The season of taue matsuri has begun. These are festivals marking the beginning of planting rice plants out in the paddy fields, and are an important part of many jinjas’ ritual years. Indeed, the cycle of rice agriculture shapes the annual matsuri of most jinja, with the kinensai asking for a good harvest in February, and the niinamësai giving thanks for it in November, with matsuri asking that the weather not damage the crops in between. Indeed, at most jinja the important matsuri are tied to the rice crop in one way or another.
This is a problem when under 5% of the population is directly involved in rice agriculture, or even particularly close to it. Specifically, the problem is that most people cannot see how these rituals are relevant to their lives. Even if they have all the supernatural power claimed, they are for the rice harvest. It would, indeed, be inconvenient for most Japanese people if the rice harvest failed. It would not, however, be as inconvenient as it would be if the electricity grid, for example, failed. Obviously, things were very different even a hundred years ago, and for the fifteen hundred years before that. For most of the history of Shinto, the rice harvest was a life-and-death matter to everyone connected with a jinja.

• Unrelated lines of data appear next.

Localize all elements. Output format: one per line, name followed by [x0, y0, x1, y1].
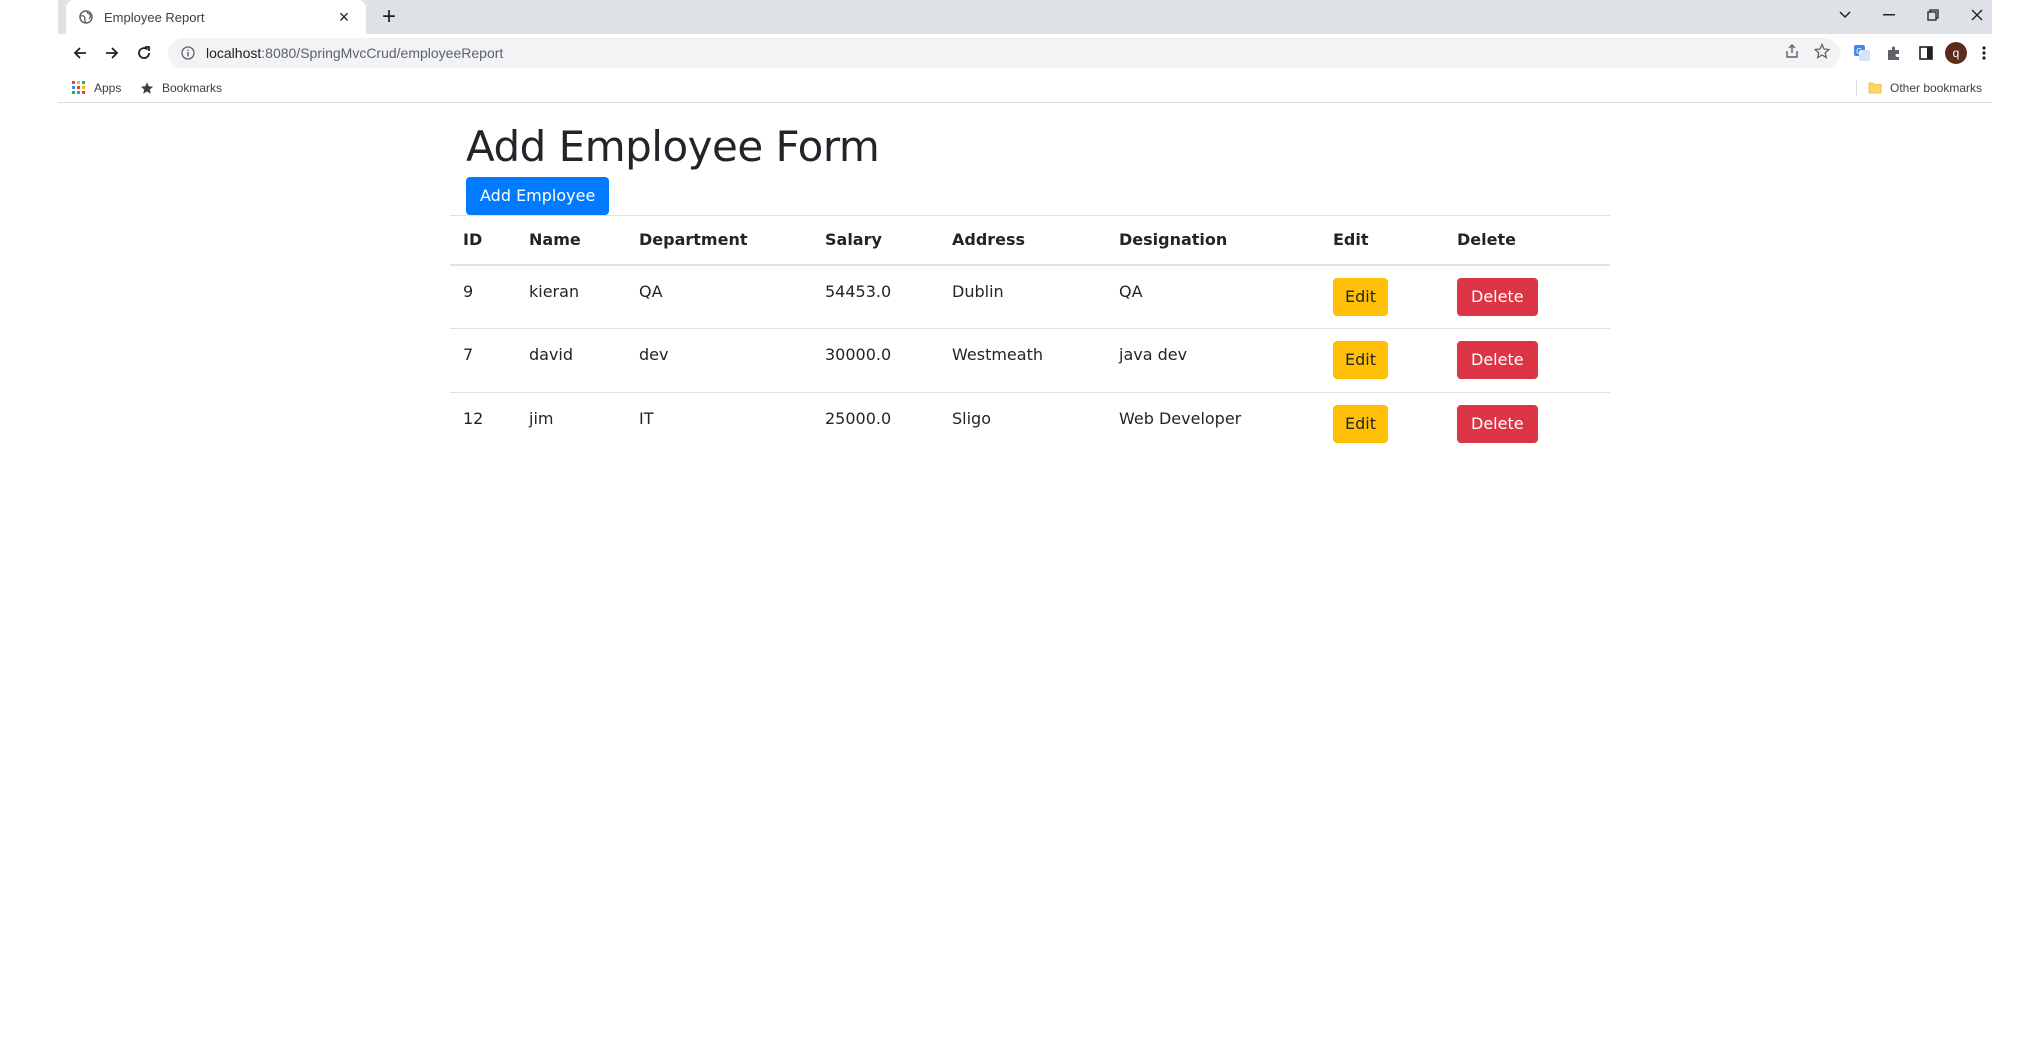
url-text: localhost:8080/SpringMvcCrud/employeeRep…	[206, 45, 503, 61]
cell-edit: Edit	[1320, 392, 1444, 457]
tab-strip: Employee Report × +	[58, 0, 1992, 34]
cell-address: Sligo	[939, 392, 1106, 457]
translate-extension-icon[interactable]: G	[1848, 39, 1876, 67]
cell-salary: 54453.0	[812, 264, 939, 329]
bookmarks-divider	[1856, 80, 1857, 96]
apps-grid-icon	[72, 80, 86, 95]
edit-button[interactable]: Edit	[1333, 405, 1388, 443]
minimize-icon[interactable]	[1866, 0, 1912, 30]
table-row: 7 david dev 30000.0 Westmeath java dev E…	[450, 328, 1610, 393]
delete-button[interactable]: Delete	[1457, 405, 1538, 443]
cell-address: Westmeath	[939, 328, 1106, 393]
tab-search-chevron-icon[interactable]	[1822, 0, 1868, 30]
bookmark-apps-label: Apps	[94, 80, 122, 95]
column-header-id: ID	[450, 215, 516, 266]
forward-icon[interactable]	[98, 39, 126, 67]
cell-delete: Delete	[1444, 328, 1610, 393]
cell-department: dev	[626, 328, 812, 393]
cell-designation: Web Developer	[1106, 392, 1320, 457]
tab-title: Employee Report	[104, 9, 205, 25]
page-title: Add Employee Form	[466, 122, 880, 171]
new-tab-icon[interactable]: +	[376, 4, 402, 30]
cell-salary: 25000.0	[812, 392, 939, 457]
cell-id: 12	[450, 392, 516, 457]
folder-icon	[1868, 81, 1882, 95]
column-header-name: Name	[516, 215, 626, 266]
add-employee-button[interactable]: Add Employee	[466, 177, 610, 215]
cell-department: QA	[626, 264, 812, 329]
bookmark-apps[interactable]: Apps	[72, 72, 121, 103]
side-panel-icon[interactable]	[1912, 39, 1940, 67]
column-header-designation: Designation	[1106, 215, 1320, 266]
column-header-edit: Edit	[1320, 215, 1444, 266]
globe-icon	[78, 9, 94, 25]
cell-designation: QA	[1106, 264, 1320, 329]
window-close-icon[interactable]	[1954, 0, 2000, 30]
cell-id: 9	[450, 264, 516, 329]
star-icon	[140, 81, 154, 95]
column-header-department: Department	[626, 215, 812, 266]
cell-edit: Edit	[1320, 264, 1444, 329]
url-path: :8080/SpringMvcCrud/employeeReport	[261, 45, 504, 61]
cell-salary: 30000.0	[812, 328, 939, 393]
delete-button[interactable]: Delete	[1457, 277, 1538, 316]
cell-delete: Delete	[1444, 392, 1610, 457]
reload-icon[interactable]	[130, 39, 158, 67]
bookmark-other-label: Other bookmarks	[1890, 80, 1983, 95]
cell-name: jim	[516, 392, 626, 457]
svg-text:G: G	[1856, 47, 1862, 56]
cell-designation: java dev	[1106, 328, 1320, 393]
extensions-puzzle-icon[interactable]	[1880, 39, 1908, 67]
bookmark-bookmarks[interactable]: Bookmarks	[140, 72, 222, 103]
avatar-initial: q	[1945, 42, 1967, 64]
table-row: 12 jim IT 25000.0 Sligo Web Developer Ed…	[450, 392, 1610, 457]
edit-button[interactable]: Edit	[1333, 341, 1388, 379]
bookmark-bookmarks-label: Bookmarks	[162, 80, 223, 95]
column-header-delete: Delete	[1444, 215, 1610, 266]
column-header-address: Address	[939, 215, 1106, 266]
site-info-icon[interactable]	[180, 45, 196, 61]
menu-kebab-icon[interactable]	[1970, 39, 1998, 67]
cell-address: Dublin	[939, 264, 1106, 329]
address-bar[interactable]: localhost:8080/SpringMvcCrud/employeeRep…	[168, 38, 1840, 68]
bookmark-star-icon[interactable]	[1813, 42, 1831, 64]
bookmarks-bar: Apps Bookmarks Other bookmarks	[58, 72, 1992, 103]
back-icon[interactable]	[66, 39, 94, 67]
cell-department: IT	[626, 392, 812, 457]
share-icon[interactable]	[1784, 43, 1800, 64]
cell-name: kieran	[516, 264, 626, 329]
url-host: localhost	[206, 45, 262, 61]
cell-edit: Edit	[1320, 328, 1444, 393]
table-header-row: ID Name Department Salary Address Design…	[450, 215, 1610, 266]
cell-delete: Delete	[1444, 264, 1610, 329]
tab-close-icon[interactable]: ×	[334, 8, 354, 26]
cell-id: 7	[450, 328, 516, 393]
restore-icon[interactable]	[1910, 0, 1956, 30]
cell-name: david	[516, 328, 626, 393]
browser-window: Employee Report × + localhost:8080/Sprin…	[58, 0, 1992, 104]
profile-avatar[interactable]: q	[1942, 39, 1970, 67]
edit-button[interactable]: Edit	[1333, 277, 1388, 316]
employee-table: ID Name Department Salary Address Design…	[450, 215, 1610, 457]
table-row: 9 kieran QA 54453.0 Dublin QA Edit Delet…	[450, 264, 1610, 329]
delete-button[interactable]: Delete	[1457, 341, 1538, 379]
column-header-salary: Salary	[812, 215, 939, 266]
browser-toolbar: localhost:8080/SpringMvcCrud/employeeRep…	[58, 34, 1992, 72]
bookmark-other[interactable]: Other bookmarks	[1868, 72, 1982, 103]
tab-employee-report[interactable]: Employee Report ×	[66, 0, 366, 34]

It is hard to avoid seeing this as part of the reason why people are less involved with their local jinja than they used to be. This is particularly true in urban areas with little farming, where most people live: there may be no rice agriculture at all taking place within the area protected by a particular jinja.
Once again, this is a problem that does not have a conservative solution. Barring extremely unexpected changes in Japanese society, no more than a small minority are going to be involved in rice agriculture for my lifetime, or, quite possibly, ever again. Indeed, the scale of changes needed to return most of the population of Japan to the land is so large that there is no guarantee that any part of Japanese culture would survive them. It is possible, and worthwhile, to encourage people to participate in rice agriculture, to understand a fundamental part of Japanese culture, but that is just playing at farming, and will not make jinja matsuri feel like part of everyday life.
The “powerspot boom”, in which people visit jinja to get benefits for their daily life, is one way in which jinja can be made relevant to people today, but it is entirely individual. Most Shinto priests see the rituals at jinja as being fundamentally for the local community, not for individuals, and they are very reluctant to change that. Of course, they are also very reluctant to change the traditional rituals, but as those matsuri are all about the rice harvest, they are no longer for the local community. They are for the small subset of the community that is still engaged in such agriculture.
Some priests are trying new and different approaches, and the best way forward is for one of those to work, and spread, probably in the face of strong opposition from many other Shinto priests. The traditional version of Shinto, however, is no longer available. The community no longer cares about the topic of the traditional matsuri.